Public figures must walk a delicate line. Anything insightful and authentic they say can be put through the Problematic Machine. Anything trite and inoffensive is seen as boring. At the same time, few humans can quell the curious impulses that drive engagement via a made-up account.
So it’s not surprising that Sixers president Bryan Colangelo allegedly had up to five of them, per The Ringer. What is surprising is that he allegedly showed such a tenuous grasp on how Twitter works by choosing to respond from those accounts. The same can be said about Kevin Durant, who had his own episode with fugazzi social media accounts.
These guys operated like the Wet Bandits, leaving obvious clues for investigators to follow. And for what gain? To defend their own honor from a egg profile with a dozen followers? In what world is that worth it?
The willingness to do this leads me to believe that we can’t look at this issue through a rational lens. It’s purely emotional. Celebrities are scratching an itch that must be scratched with burners. There must be some part of them that can’t feel whole until they respond.
This is not a sports story. It’s a human psychology story.
It’d be naive to think these two examples are far flung from the norm. This is the tip of the iceberg. There’s a non-zero chance that troll you’re arguing with online is a One Percenter. It could be the very player you ripped. Or coach you berated for not bunting the tying run to second.
Twitter is the Wild West. Verified accounts are supposed to be akin to sheriff’s badges. But those sheriffs seem to be forming their own burner posses to hunt online for the outlaws who dare question their jurisdiction.

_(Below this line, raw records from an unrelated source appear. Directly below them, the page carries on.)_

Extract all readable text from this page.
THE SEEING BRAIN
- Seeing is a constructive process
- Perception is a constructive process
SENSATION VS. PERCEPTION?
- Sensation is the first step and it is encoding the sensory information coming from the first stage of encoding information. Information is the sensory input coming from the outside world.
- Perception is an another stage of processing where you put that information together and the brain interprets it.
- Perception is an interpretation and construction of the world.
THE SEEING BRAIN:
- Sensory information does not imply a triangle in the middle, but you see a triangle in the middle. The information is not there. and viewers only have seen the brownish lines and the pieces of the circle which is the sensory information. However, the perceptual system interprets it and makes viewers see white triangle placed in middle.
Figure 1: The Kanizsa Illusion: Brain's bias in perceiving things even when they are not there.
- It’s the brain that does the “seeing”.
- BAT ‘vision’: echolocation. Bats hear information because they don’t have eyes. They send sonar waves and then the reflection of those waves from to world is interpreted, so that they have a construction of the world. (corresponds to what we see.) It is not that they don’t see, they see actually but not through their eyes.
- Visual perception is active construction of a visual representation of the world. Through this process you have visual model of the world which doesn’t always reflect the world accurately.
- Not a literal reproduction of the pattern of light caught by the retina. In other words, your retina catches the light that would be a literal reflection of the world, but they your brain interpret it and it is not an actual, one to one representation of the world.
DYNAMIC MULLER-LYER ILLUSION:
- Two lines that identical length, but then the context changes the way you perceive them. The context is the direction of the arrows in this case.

Why is this happening? Interestingly enough, because those in power have largely learned the No. 1 rule of survival in 2018: NEVER TWEET. The problem is that they’ve tried to create a loophole by breaking that rule under the guise of anonymity. So maybe the No. 2 rule should be NEVER TWEET FROM THOSE EITHER.
Do I expect things to change? No.
Twitter has a bizarre hold over people. Some of the richest and most powerful people in the world just can’t quit it. Donald Trump, atop that list, maintains it as his favorite hobby. Elon Musk, who could be doing anything he wants at any moment, including blasting stuff into space, willingly spends his time complaining about press coverage on the platform.
Whatever Twitter is doing to the human brain will take years to cure, if we ever get there. Everyone, of course, understands the one true prescription for the madness but can’t abstain.
Burner accounts or not, it’s a hell of a drug.